Achiness has overtaken me.  I feel mostly healthy, just hurt.  Legs more than anyplace else, not recovered from a few days off treadmill.  No other systemic symptoms.  Nor fully localized symptoms not accounted for by injury.  Doubt infectious.  Could be inflammatory.  Could be medicine.  That's the easiest to address.  Cannot think of an introductory or time correlation with any of them.  Statin most likely.  Introduction of HCTZ did not go well, and that is the most recent addition.  Calcium Channel blockers cause all sorts of odd symptoms.  
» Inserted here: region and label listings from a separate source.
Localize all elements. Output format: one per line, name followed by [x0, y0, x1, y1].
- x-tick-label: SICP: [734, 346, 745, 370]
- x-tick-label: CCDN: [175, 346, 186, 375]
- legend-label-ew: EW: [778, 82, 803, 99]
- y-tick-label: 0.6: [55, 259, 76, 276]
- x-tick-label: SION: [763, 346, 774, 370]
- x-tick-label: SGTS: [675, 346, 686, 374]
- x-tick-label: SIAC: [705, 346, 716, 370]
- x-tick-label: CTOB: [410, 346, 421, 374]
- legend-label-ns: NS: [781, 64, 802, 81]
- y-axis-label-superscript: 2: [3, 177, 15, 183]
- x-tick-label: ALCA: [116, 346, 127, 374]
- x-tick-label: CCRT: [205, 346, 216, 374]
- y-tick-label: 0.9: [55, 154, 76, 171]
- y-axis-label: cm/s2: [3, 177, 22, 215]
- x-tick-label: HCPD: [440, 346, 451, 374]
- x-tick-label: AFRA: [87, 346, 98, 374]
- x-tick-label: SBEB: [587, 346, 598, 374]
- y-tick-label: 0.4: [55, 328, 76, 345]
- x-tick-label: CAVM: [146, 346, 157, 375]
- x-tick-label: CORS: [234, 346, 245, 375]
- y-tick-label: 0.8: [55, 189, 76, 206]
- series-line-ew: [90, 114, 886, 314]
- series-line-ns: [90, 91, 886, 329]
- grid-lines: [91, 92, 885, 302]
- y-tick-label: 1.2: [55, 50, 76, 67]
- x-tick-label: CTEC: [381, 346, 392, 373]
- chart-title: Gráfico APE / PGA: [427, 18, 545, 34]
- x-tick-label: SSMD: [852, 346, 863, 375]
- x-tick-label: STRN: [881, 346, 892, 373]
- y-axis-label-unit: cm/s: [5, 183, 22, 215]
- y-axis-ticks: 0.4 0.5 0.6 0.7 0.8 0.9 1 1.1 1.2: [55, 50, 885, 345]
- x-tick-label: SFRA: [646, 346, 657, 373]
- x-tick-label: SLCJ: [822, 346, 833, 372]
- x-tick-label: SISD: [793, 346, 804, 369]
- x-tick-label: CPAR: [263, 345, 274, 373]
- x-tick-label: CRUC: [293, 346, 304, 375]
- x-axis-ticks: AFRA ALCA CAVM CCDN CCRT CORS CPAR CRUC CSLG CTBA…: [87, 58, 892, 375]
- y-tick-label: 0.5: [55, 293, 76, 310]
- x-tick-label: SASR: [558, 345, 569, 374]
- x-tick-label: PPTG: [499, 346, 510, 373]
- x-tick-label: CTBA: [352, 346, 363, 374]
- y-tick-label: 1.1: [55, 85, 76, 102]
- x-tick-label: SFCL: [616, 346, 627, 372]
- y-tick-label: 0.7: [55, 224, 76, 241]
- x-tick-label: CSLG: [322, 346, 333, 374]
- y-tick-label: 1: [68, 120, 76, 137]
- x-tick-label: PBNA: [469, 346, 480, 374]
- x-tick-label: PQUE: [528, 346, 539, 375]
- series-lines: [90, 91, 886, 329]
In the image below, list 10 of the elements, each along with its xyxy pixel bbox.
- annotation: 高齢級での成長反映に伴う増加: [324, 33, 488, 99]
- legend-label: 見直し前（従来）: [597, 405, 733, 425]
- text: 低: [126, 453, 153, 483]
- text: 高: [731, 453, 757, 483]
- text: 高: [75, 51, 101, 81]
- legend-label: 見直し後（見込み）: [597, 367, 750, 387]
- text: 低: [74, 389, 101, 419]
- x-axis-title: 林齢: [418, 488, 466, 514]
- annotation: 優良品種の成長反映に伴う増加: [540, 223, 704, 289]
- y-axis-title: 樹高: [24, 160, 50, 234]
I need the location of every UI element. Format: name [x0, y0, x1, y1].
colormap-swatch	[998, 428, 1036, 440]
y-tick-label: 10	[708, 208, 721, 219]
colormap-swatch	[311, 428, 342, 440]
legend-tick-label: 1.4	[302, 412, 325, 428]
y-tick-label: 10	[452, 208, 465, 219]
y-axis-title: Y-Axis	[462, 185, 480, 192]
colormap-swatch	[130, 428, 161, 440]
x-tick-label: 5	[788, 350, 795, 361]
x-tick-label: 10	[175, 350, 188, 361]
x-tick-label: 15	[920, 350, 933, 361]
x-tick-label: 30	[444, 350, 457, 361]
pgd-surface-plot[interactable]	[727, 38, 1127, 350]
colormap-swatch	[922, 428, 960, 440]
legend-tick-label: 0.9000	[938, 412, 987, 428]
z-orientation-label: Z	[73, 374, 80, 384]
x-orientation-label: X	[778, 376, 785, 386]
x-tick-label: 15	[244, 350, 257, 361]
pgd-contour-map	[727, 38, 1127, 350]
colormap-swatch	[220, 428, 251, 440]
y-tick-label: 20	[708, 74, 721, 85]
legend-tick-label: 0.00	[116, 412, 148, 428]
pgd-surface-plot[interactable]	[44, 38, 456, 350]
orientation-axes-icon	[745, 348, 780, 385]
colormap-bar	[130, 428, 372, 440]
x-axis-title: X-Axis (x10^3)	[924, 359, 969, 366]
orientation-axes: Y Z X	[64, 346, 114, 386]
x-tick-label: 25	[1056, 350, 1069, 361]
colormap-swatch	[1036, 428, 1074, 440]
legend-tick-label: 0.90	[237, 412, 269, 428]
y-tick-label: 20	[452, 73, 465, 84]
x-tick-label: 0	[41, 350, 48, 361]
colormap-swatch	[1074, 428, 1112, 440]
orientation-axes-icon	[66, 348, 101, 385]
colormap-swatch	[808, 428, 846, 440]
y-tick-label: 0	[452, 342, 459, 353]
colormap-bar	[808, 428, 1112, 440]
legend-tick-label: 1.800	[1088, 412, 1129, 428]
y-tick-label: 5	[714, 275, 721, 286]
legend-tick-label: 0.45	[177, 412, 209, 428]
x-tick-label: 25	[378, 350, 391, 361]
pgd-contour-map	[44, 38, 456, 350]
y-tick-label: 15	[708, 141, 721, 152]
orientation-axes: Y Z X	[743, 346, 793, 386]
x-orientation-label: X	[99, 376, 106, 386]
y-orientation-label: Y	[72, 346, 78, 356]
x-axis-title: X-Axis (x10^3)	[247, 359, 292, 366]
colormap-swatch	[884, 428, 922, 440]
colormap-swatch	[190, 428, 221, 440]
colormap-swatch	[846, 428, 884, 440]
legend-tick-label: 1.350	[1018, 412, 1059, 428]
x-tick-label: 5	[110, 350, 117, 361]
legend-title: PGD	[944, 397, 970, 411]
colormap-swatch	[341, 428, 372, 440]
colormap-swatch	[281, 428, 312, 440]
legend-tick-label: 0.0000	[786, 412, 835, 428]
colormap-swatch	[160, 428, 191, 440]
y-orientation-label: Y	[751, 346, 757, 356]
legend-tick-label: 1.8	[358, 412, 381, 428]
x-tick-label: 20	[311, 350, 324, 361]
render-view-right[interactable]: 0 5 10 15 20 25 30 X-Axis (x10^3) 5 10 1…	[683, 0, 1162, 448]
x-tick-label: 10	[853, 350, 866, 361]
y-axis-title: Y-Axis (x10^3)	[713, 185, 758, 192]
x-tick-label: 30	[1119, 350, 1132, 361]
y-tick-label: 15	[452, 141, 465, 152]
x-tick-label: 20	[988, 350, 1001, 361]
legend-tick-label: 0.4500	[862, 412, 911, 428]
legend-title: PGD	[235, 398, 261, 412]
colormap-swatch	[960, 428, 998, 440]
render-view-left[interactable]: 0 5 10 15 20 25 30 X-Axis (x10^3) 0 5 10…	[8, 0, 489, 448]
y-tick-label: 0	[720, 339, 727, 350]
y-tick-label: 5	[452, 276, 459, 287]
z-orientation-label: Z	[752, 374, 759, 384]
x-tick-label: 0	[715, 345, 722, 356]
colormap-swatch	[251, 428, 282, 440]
Filled my weekly pill case as I do every Sunday morning.  Doubt PPI would do this, and I've been on it a very long time.  NEJM Review suggested it is better to take this in the morning so after the Yom Kippur fast at mid-week I will move this.  No reason I have to take the multivit right now.  It is being taken for the small amount of iron it provides and I have endoscopic studies scheduled to explore its loss.  Nothing other than being disqualified as a patelet donor is likely to happen from not taking it for ten days.  I've suspended the statin before, not a huge effect, but it is the most likely culprit.  BP cannot be neglected.  I've taken the ACE inhibitor chronically and it is unlikely to cause what I feel.  That has to stay for now.  Calcium Channel blocker and HCTZ can be suspended and BP followed more closely while they are on hold.  

I have the option, also, of going back on naproxen, which I rarely take ass nd whose efficacy is partial.  These are the days I miss Vioxx, of blessed memory.  It always reversed achiness, but since the statin and antihypertensives are fundamentally to reduce heart risk, Vioxx even if still on the market, does not seem a great option.

Pills status quo to YK, then reset with morning only dosing of PPI and ACE.  Follow BP on alternate days.  Assess musculoskeletal situation in about ten days.